The law is human centered and now provides for an elaborate legal basis for Kenyans and residents in country to ask that personal information be properly handled and per the highest globally accepted standards of data protection.

2. The Data Protection Commissioner (DPC) 

As was proposed, this has been actualized, well in writing. We will have an official known as the Data Protection Commissioner who will establish an office for the sole purpose of execution of this law.

3. Data on the Cloud?

The initial draft of this law indicated that all data for Kenyans was to be held in Kenya; that was later deleted and the now passed version allows for data transfer but provides for standard thresholds which service providers must meet for data to be stored in other countries.

4. Registration if you hold/manage/process personal data 

The law foresees an existing obligation to register at the Data Protection Commissioner. This passed, however the catch now is that the DPC needs to issue clear guidelines and regulations on who should register in terms of which type of data controller or processor, how and what form the registration will be in, the length of registration and how long such certificate will be valid for etc.

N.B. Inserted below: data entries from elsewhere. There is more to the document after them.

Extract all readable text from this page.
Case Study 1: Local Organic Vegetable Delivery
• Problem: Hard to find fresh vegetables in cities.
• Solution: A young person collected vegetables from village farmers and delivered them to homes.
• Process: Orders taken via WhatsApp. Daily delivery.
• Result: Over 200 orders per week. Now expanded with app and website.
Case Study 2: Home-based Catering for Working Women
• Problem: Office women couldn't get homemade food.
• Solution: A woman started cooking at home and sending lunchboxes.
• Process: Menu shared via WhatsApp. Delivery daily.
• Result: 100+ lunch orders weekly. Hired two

That being said, two fundamental concerns to take note of:

First, the law provides the general overarching provisions and the new Data Protection Commissioner’s office when set up will have to do a lot of implementation groundwork as the law is very generic and doesn’t provide for the detailed nuances.

Secondly, this law is currently being challenged in court by Public Interest Litigator, Okiya Omtatah on grounds that the Senate was not involved (remember there were two bills, the Senate one was actually the first one) and that there was not sufficient public participation on the lawmaking process.

It’s a great first step in having this law in place as the right is enshrined in the letter and the spirit of the Constitution especially in this new digital age. What remains to be seen is the outcome of the case and the implementation plan for the Data Protection Commissioner when they come on board.